For anyone managing a group of therapists, maintaining quality clinical supervision in your practice is one of the most important responsibilities you have. Supervision is how you mitigate risk, help your therapists grow their competencies, and ensure that clients are receiving the care they need. In short, supervision keeps you in touch with what’s happening in your practice.
It’s no surprise that one of the questions we get most frequently from group practice owners is, “Can I use the data we’re gathering with Blueprint to improve my supervision practices?”
Contemporary models of clinical supervision view progress monitoring as an essential component of quality supervision - we asked measurement-based care (MBC) expert Dr. Antoinette Giedzinska to help us explain how.
Measurement-Based Care is a breakthrough in the supervisory model
According to Dr. Giedzinska, MBC offers a crucial third perspective that supervisors aren’t getting with conventional supervision.

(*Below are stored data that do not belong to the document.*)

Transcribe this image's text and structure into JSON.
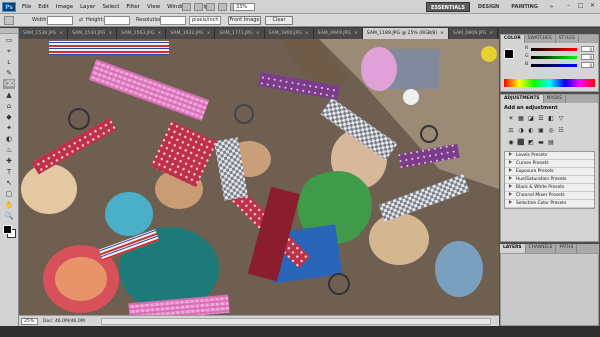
{
  "app": {
    "logo": "Ps"
  },
  "menubar": {
    "items": [
      "File",
      "Edit",
      "Image",
      "Layer",
      "Select",
      "Filter",
      "View",
      "Window",
      "Help"
    ],
    "zoom_value": "33%",
    "workspaces": [
      "ESSENTIALS",
      "DESIGN",
      "PAINTING"
    ],
    "workspace_more": "»",
    "window_controls": [
      "–",
      "□",
      "✕"
    ]
  },
  "options": {
    "width_label": "Width:",
    "height_label": "Height:",
    "resolution_label": "Resolution:",
    "resolution_unit": "pixels/inch",
    "front_image_button": "Front Image",
    "clear_button": "Clear"
  },
  "tabs": [
    {
      "label": "SAM_1539.JPG",
      "active": false
    },
    {
      "label": "SAM_1544.JPG",
      "active": false
    },
    {
      "label": "SAM_1563.JPG",
      "active": false
    },
    {
      "label": "SAM_1622.JPG",
      "active": false
    },
    {
      "label": "SAM_1771.JPG",
      "active": false
    },
    {
      "label": "SAM_1800.JPG",
      "active": false
    },
    {
      "label": "SAM_0949.JPG",
      "active": false
    },
    {
      "label": "SAM_1189.JPG @ 25% (RGB/8)",
      "active": true
    },
    {
      "label": "SAM_0809.JPG",
      "active": false
    }
  ],
  "status": {
    "zoom": "25%",
    "doc": "Doc: 46.0M/46.0M"
  },
  "color_panel": {
    "tabs": [
      "COLOR",
      "SWATCHES",
      "STYLES"
    ],
    "channels": [
      {
        "name": "R",
        "value": "0"
      },
      {
        "name": "G",
        "value": "0"
      },
      {
        "name": "B",
        "value": "0"
      }
    ]
  },
  "adjustments_panel": {
    "tabs": [
      "ADJUSTMENTS",
      "MASKS"
    ],
    "title": "Add an adjustment",
    "icons_row1": [
      "☀",
      "▦",
      "◪",
      "☰",
      "◧",
      "▽"
    ],
    "icons_row2": [
      "⚖",
      "◑",
      "◐",
      "▣",
      "◎",
      "☷"
    ],
    "icons_row3": [
      "◉",
      "⬛",
      "◩",
      "▬",
      "▤"
    ],
    "presets": [
      "Levels Presets",
      "Curves Presets",
      "Exposure Presets",
      "Hue/Saturation Presets",
      "Black & White Presets",
      "Channel Mixer Presets",
      "Selective Color Presets"
    ]
  },
  "layers_panel": {
    "tabs": [
      "LAYERS",
      "CHANNELS",
      "PATHS"
    ]
  },
  "tools": [
    "▭",
    "⌖",
    "ʟ",
    "✎",
    "⌫",
    "▲",
    "⌂",
    "◆",
    "✦",
    "◐",
    "♨",
    "✚",
    "T",
    "↖",
    "▢",
    "✋",
    "🔍"
  ]
}
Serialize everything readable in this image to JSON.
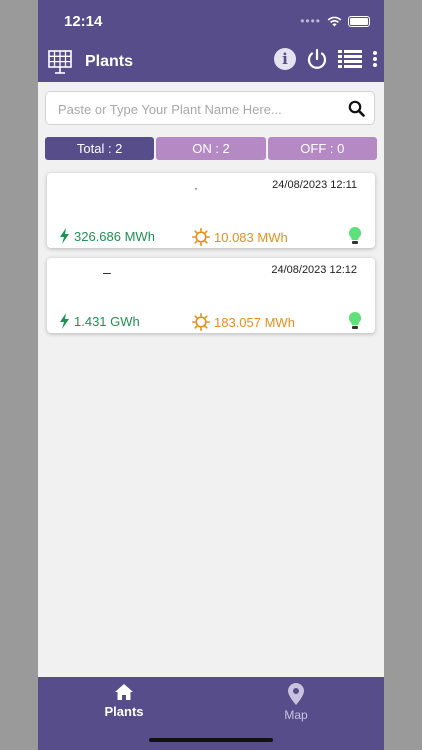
{
  "status_bar": {
    "time": "12:14"
  },
  "header": {
    "title": "Plants"
  },
  "search": {
    "placeholder": "Paste or Type Your Plant Name Here..."
  },
  "filters": {
    "total": "Total : 2",
    "on": "ON : 2",
    "off": "OFF : 0"
  },
  "plants": [
    {
      "name": "·",
      "date": "24/08/2023 12:11",
      "energy": "326.686 MWh",
      "power": "10.083 MWh"
    },
    {
      "name": "–",
      "date": "24/08/2023 12:12",
      "energy": "1.431 GWh",
      "power": "183.057 MWh"
    }
  ],
  "tabbar": {
    "plants_label": "Plants",
    "map_label": "Map"
  },
  "colors": {
    "primary": "#574d8a",
    "filter_inactive": "#b589c3",
    "energy": "#1f9152",
    "power": "#e88d1c",
    "bulb": "#5ee07a"
  },
  "icons": [
    "solar-panel-icon",
    "info-icon",
    "power-icon",
    "list-icon",
    "more-vertical-icon",
    "search-icon",
    "lightning-icon",
    "sun-icon",
    "bulb-icon",
    "home-icon",
    "map-pin-icon"
  ]
}
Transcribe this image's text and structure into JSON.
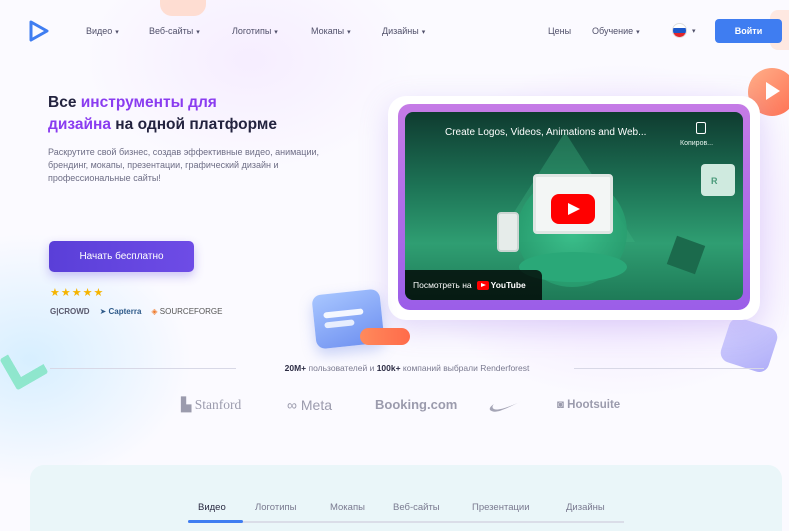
{
  "nav": {
    "logo": "play-logo-icon",
    "items": [
      {
        "label": "Видео",
        "caret": "▾"
      },
      {
        "label": "Веб-сайты",
        "caret": "▾"
      },
      {
        "label": "Логотипы",
        "caret": "▾"
      },
      {
        "label": "Мокапы",
        "caret": "▾"
      },
      {
        "label": "Дизайны",
        "caret": "▾"
      }
    ],
    "pricing": "Цены",
    "learning": {
      "label": "Обучение",
      "caret": "▾"
    },
    "language_caret": "▾",
    "login": "Войти"
  },
  "hero": {
    "title_part1": "Все ",
    "title_accent1": "инструменты для",
    "title_accent2": "дизайна",
    "title_part2": " на одной платформе",
    "subtitle": "Раскрутите свой бизнес, создав эффективные видео, анимации, брендинг, мокапы, презентации, графический дизайн и профессиональные сайты!",
    "cta": "Начать бесплатно",
    "stars": "★★★★★",
    "review_sites": [
      {
        "label": "G|CROWD"
      },
      {
        "label": "Capterra"
      },
      {
        "label": "SOURCEFORGE"
      }
    ]
  },
  "video": {
    "title": "Create Logos, Videos, Animations and Web...",
    "copy_label": "Копиров...",
    "watch_on": "Посмотреть на",
    "youtube": "YouTube"
  },
  "proof": {
    "users_count": "20M+",
    "users_text": " пользователей и ",
    "companies_count": "100k+",
    "companies_text": " компаний выбрали Renderforest"
  },
  "brands": [
    "Stanford",
    "Meta",
    "Booking.com",
    "Hootsuite"
  ],
  "tabs": {
    "items": [
      "Видео",
      "Логотипы",
      "Мокапы",
      "Веб-сайты",
      "Презентации",
      "Дизайны"
    ],
    "active_index": 0
  },
  "colors": {
    "primary": "#3f7df1",
    "accent": "#8a3cf0",
    "cta": "#5a3fd8",
    "youtube_red": "#ff0000"
  }
}
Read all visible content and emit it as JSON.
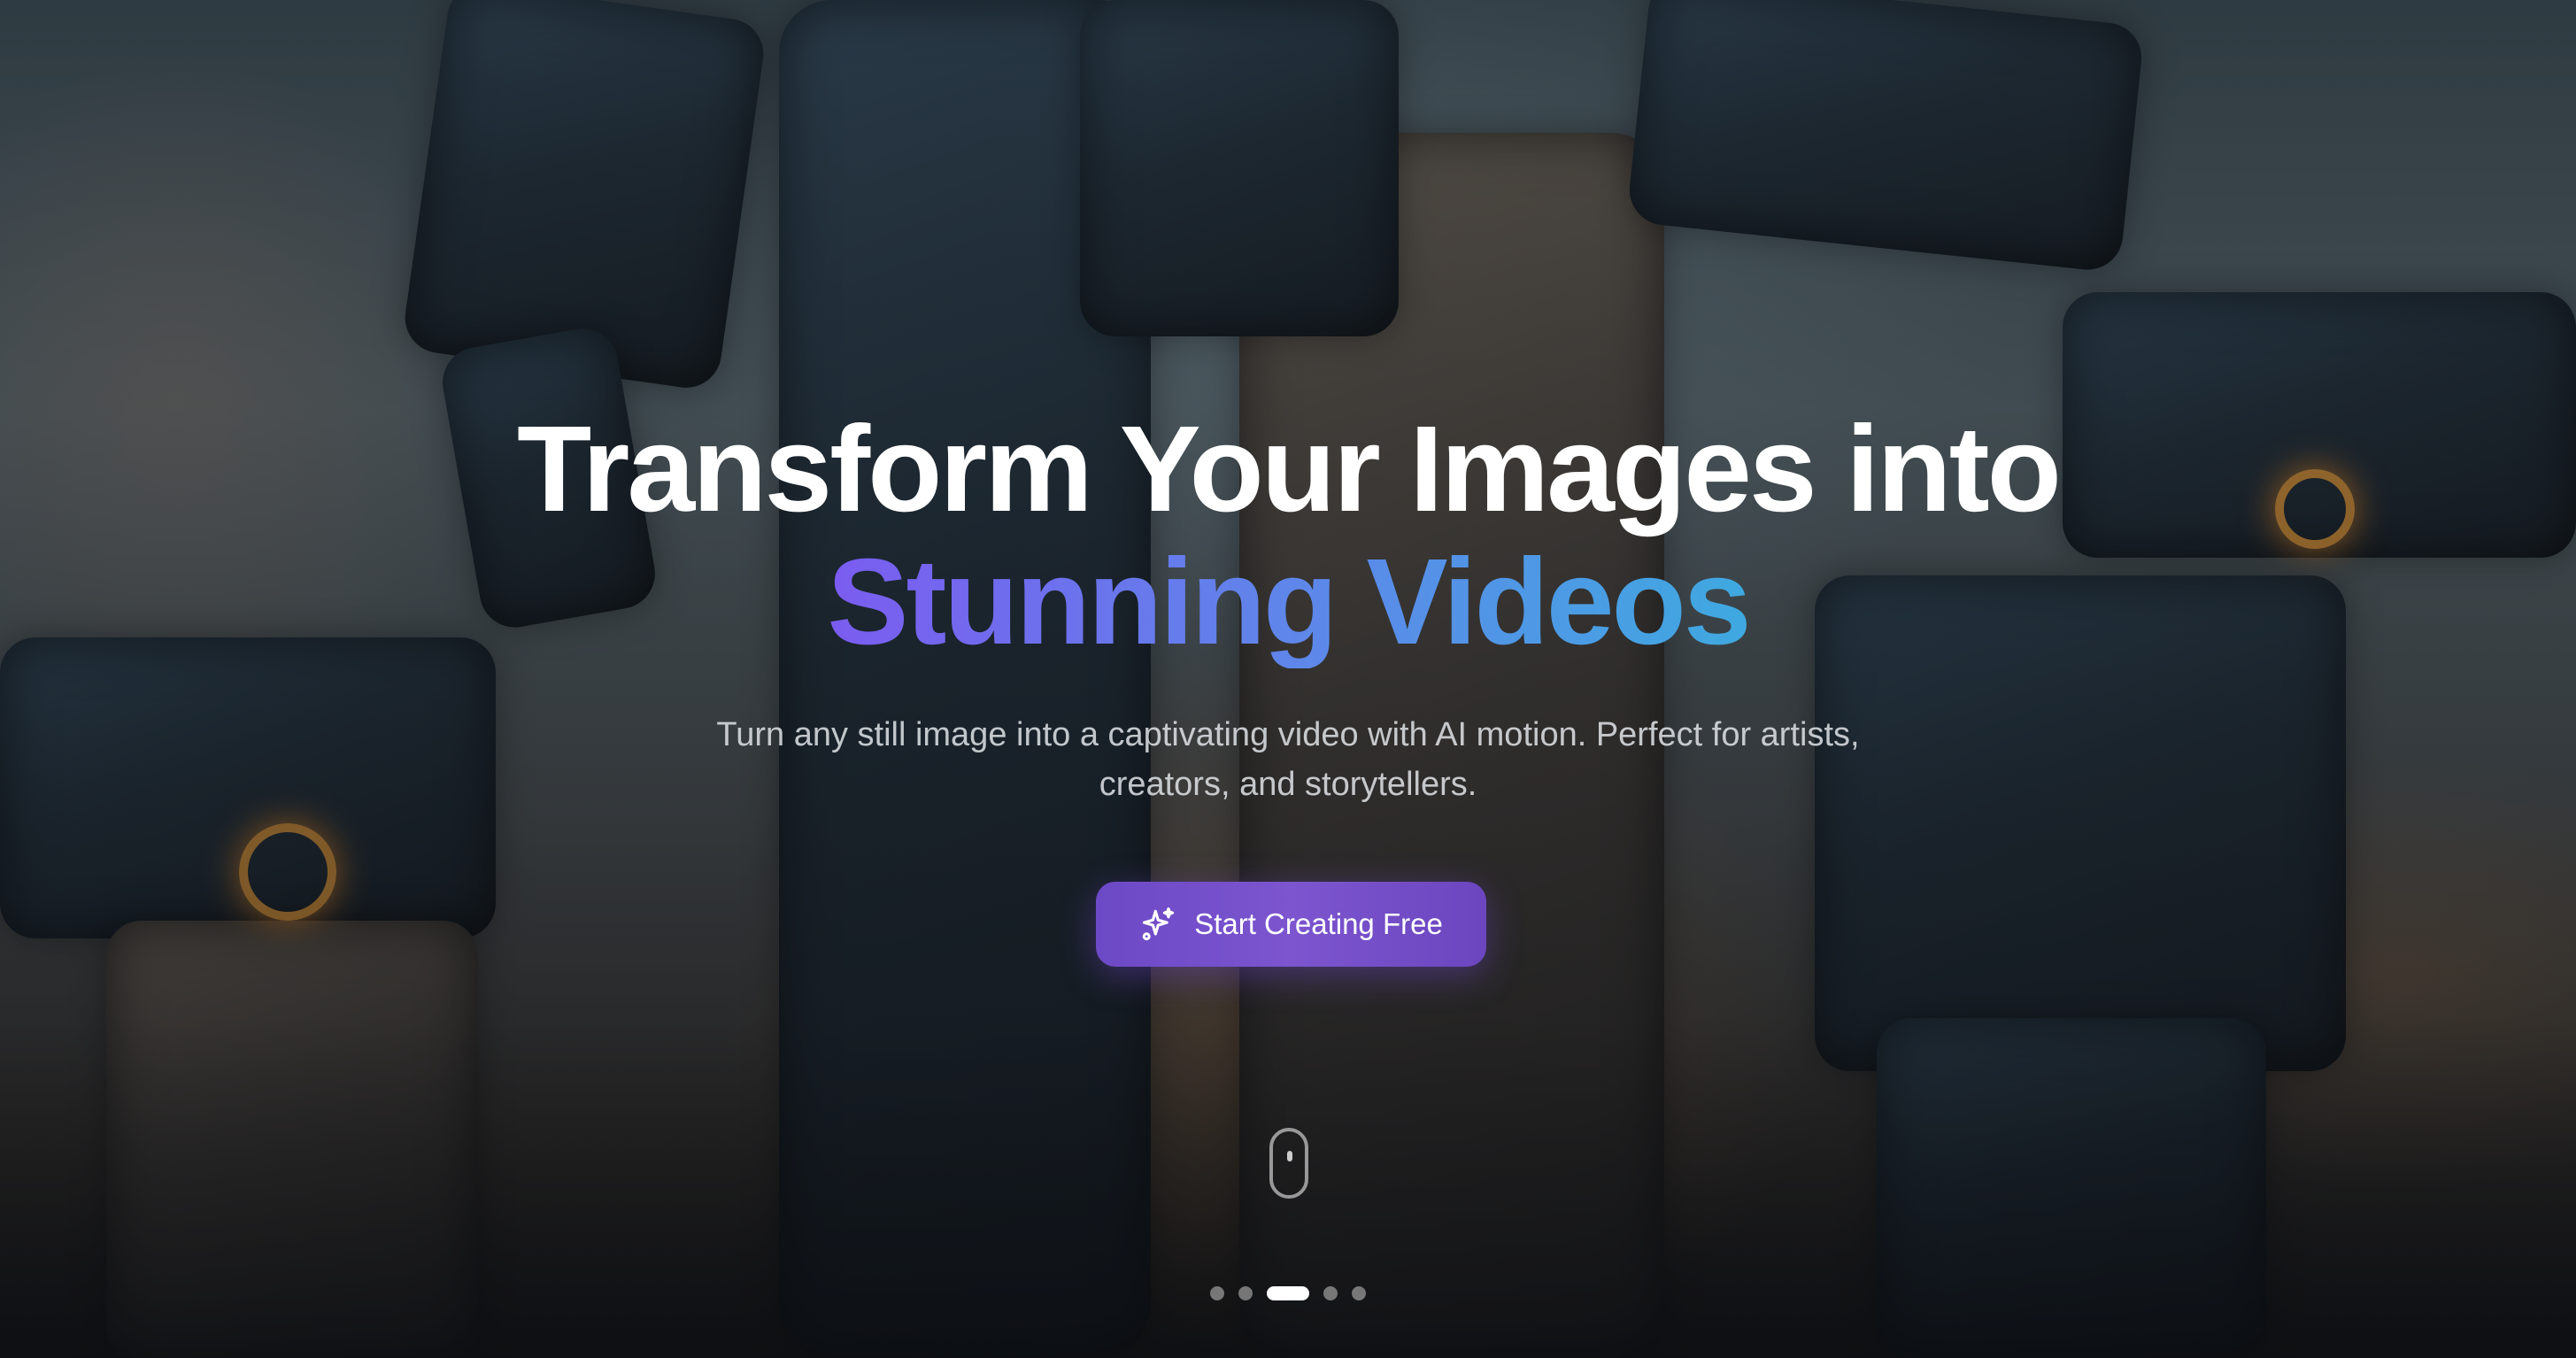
{
  "hero": {
    "headline_line1": "Transform Your Images into",
    "headline_line2": "Stunning Videos",
    "subtitle": "Turn any still image into a captivating video with AI motion. Perfect for artists, creators, and storytellers.",
    "cta_label": "Start Creating Free",
    "cta_icon": "sparkles-icon"
  },
  "scroll_indicator": {
    "icon": "mouse-icon"
  },
  "carousel": {
    "total_slides": 5,
    "active_index": 2
  },
  "colors": {
    "gradient_start": "#7b5cf0",
    "gradient_end": "#3fa9e0",
    "cta_background": "#7350c9",
    "text_primary": "#ffffff"
  }
}
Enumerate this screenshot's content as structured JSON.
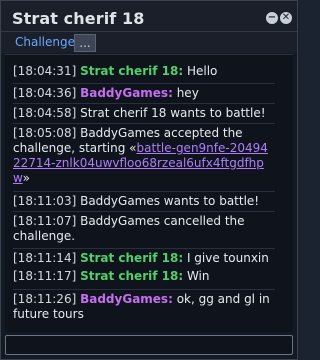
{
  "window": {
    "title": "Strat cherif 18"
  },
  "tabs": {
    "challenge_label": "Challenge",
    "more_label": "..."
  },
  "messages": [
    {
      "time": "[18:04:31]",
      "user": "Strat cherif 18:",
      "text": "Hello"
    },
    {
      "time": "[18:04:36]",
      "user": "BaddyGames:",
      "text": "hey"
    },
    {
      "time": "[18:04:58]",
      "text": "Strat cherif 18 wants to battle!"
    },
    {
      "time": "[18:05:08]",
      "text_before": "BaddyGames accepted the challenge, starting «",
      "link": "battle-gen9nfe-2049422714-znlk04uwvfloo68rzeal6ufx4ftgdfhpw",
      "text_after": "»"
    },
    {
      "time": "[18:11:03]",
      "text": "BaddyGames wants to battle!"
    },
    {
      "time": "[18:11:07]",
      "text": "BaddyGames cancelled the challenge."
    },
    {
      "time": "[18:11:14]",
      "user": "Strat cherif 18:",
      "text": "I give tounxin"
    },
    {
      "time": "[18:11:17]",
      "user": "Strat cherif 18:",
      "text": "Win"
    },
    {
      "time": "[18:11:26]",
      "user": "BaddyGames:",
      "text": "ok, gg and gl in future tours"
    }
  ],
  "colors": {
    "strat_user": "#4fd06a",
    "baddy_user": "#c66df0",
    "link": "#b07dff"
  },
  "icons": {
    "minimize": "minimize-icon",
    "close": "close-icon"
  },
  "input": {
    "value": ""
  }
}
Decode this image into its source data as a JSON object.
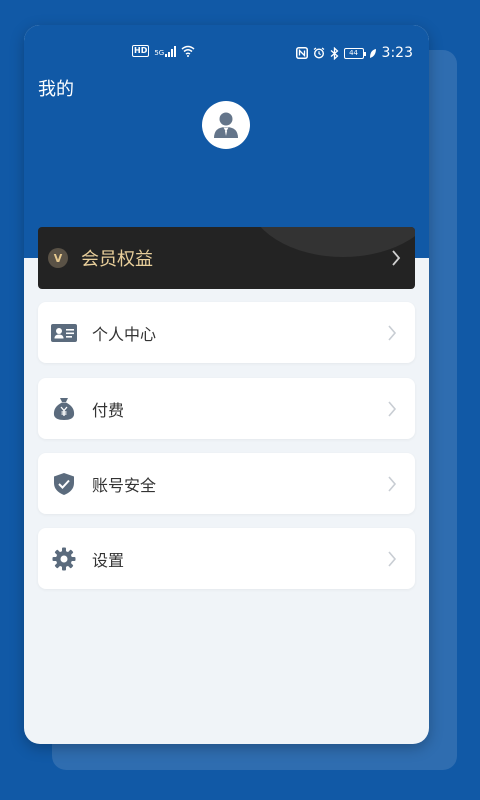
{
  "status_bar": {
    "hd": "HD",
    "network": "5G",
    "battery": "44",
    "time": "3:23"
  },
  "header": {
    "title": "我的"
  },
  "vip": {
    "badge": "V",
    "label": "会员权益"
  },
  "menu": [
    {
      "label": "个人中心",
      "icon": "id-card-icon"
    },
    {
      "label": "付费",
      "icon": "money-bag-icon"
    },
    {
      "label": "账号安全",
      "icon": "shield-check-icon"
    },
    {
      "label": "设置",
      "icon": "gear-icon"
    }
  ],
  "colors": {
    "primary": "#1159a6",
    "background": "#f0f4f8",
    "vip_bg": "#232323",
    "vip_text": "#e9cf9b",
    "icon": "#5b6b7d"
  }
}
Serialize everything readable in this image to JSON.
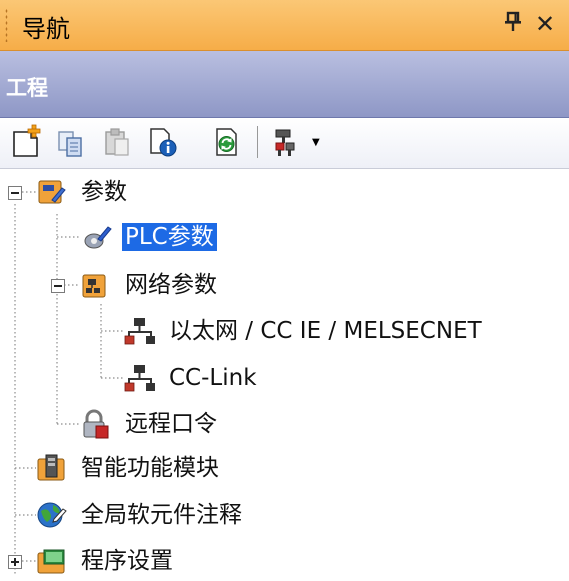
{
  "panel": {
    "title": "导航",
    "pin_label": "ᵽ",
    "close_label": "✕"
  },
  "section": {
    "title": "工程"
  },
  "toolbar": {
    "buttons": [
      {
        "icon": "new-data-icon"
      },
      {
        "icon": "copy-icon"
      },
      {
        "icon": "paste-icon"
      },
      {
        "icon": "properties-icon"
      },
      {
        "icon": "refresh-icon"
      },
      {
        "icon": "display-options-icon"
      }
    ]
  },
  "tree": {
    "items": [
      {
        "label": "参数",
        "expanded": true
      },
      {
        "label": "PLC参数",
        "selected": true
      },
      {
        "label": "网络参数",
        "expanded": true
      },
      {
        "label": "以太网 / CC IE / MELSECNET"
      },
      {
        "label": "CC-Link"
      },
      {
        "label": "远程口令"
      },
      {
        "label": "智能功能模块"
      },
      {
        "label": "全局软元件注释"
      },
      {
        "label": "程序设置",
        "expanded": false
      }
    ]
  },
  "colors": {
    "title_bar": "#f6ad48",
    "section_header": "#8e97c6",
    "selection": "#1d6ae5"
  }
}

“People talk about self-report data being flawed, which is true,” she says. “Patients - and supervisees - will tell you what they think you want to hear sometimes. If you don't have the data, you just have that one self-report. The data can either affirm the observation, or it can bring up inconsistencies.”
Novice clinicians are developing a range of skills, and may not have the ability to identify the most pressing issues.
“If you think about psychotherapy,” she says, “there's definitely a skill component, but there's an art to it as well. In this way, supervision is often based on just listening and paying attention. But as supervisors, having measurement-based care data to support the process can help to substantiate your own observations about the developing skills of your supervisee.”
How to talk with supervisees about Measurement-Based Care
Although MBC facilitates better supervision, it can be intimidating for new clinicians.
“A lot of times,” Dr. Giedzinska says, “clinicians are afraid that they're going to find out that they're not as good as a clinician as they thought they were.”
This phenomenon is completely expected and normal. There are ways to introduce MBC data usage to supervisees that make them feel more comfortable, though. Dr. Giedzinska recommends that supervisors normalize MBC by treating it like any other clinical tool instead of establishing it as the central component of supervision.
“If you think about it,” she says, “Clinicians have really diverse tool chests, right? They work with a lot of different tools: their skills, their listening, and their knowledge of formulation of ideas and theories of change. Measurement-based care scale is nothing more than another clinical tool.”
The use of MBC data in supervision can also be normalized by connecting it to the training new clinicians received in graduate school.
“When you were doing your training with the one-way mirror, you had the class watch you do therapy. And then after the therapy session, they gave you feedback. Measurement-based care is just one more line of feedback.”
Finally, supervisors should emphasize that clinical work is based on research, and the data isn't personal.
“The supervisor could say: hey, if we were medical doctors studying diabetes and we did glucose measurements every week on our patients because we gave him a new medication, we’d be monitoring change. ‘Is the glucose level responding well to the medicine?’. But if the sugar level increased after a week of using the medication, as doctors, we wouldn’t say, ‘Oh my God, what's wrong with me?’ Instead, we’d talk about what they're doing. Are they, are they sneaking snacks? Are they taking it every day at the right time? It's the same thing with measurement-based care.”
What to look for in the data
There are a few key metrics supervisors should keep an eye on when working with novice clinicians. Therapeutic alliance is one- and Dr. Giedzinska emphasizes the importance of both client and clinician regularly filling out the assessment.
“If there is a disconnect, that's an opportunity. It's not punitive. It's an opportunity to explore what it is the therapist is seeing and thinking that might be different than what the patient is feeling.”
She also encourages supervisors to keep an eye on their supervisee's caseload trends.
“What a supervisor needs to do is look at trends. What are the trends? What is the extent of the change? What is the difference overall? Are patients making big drops and improvements? Is it a steady change? How long is it taking them to get there?”
One of Dr. Giedzinska’s most important tips is that supervisors shouldn’t give the data too much power. Don’t let it tell you that your supervisees are bad therapists, she says, but do let it guide your conversations.
“Clinicians should not assume that the data is a direct representation of their skillset,” she says. “It’s not a report card.”
Finally, Dr. Giedzinska believes in celebrating progress whenever possible.
“If they are making strides and their patients are consistently improving - the clinician thinks that they're improving and the clients say that they're improving and the data substantiates that they're improving- I think you need to celebrate that. Tell them: You're doing a great job! Look at this!”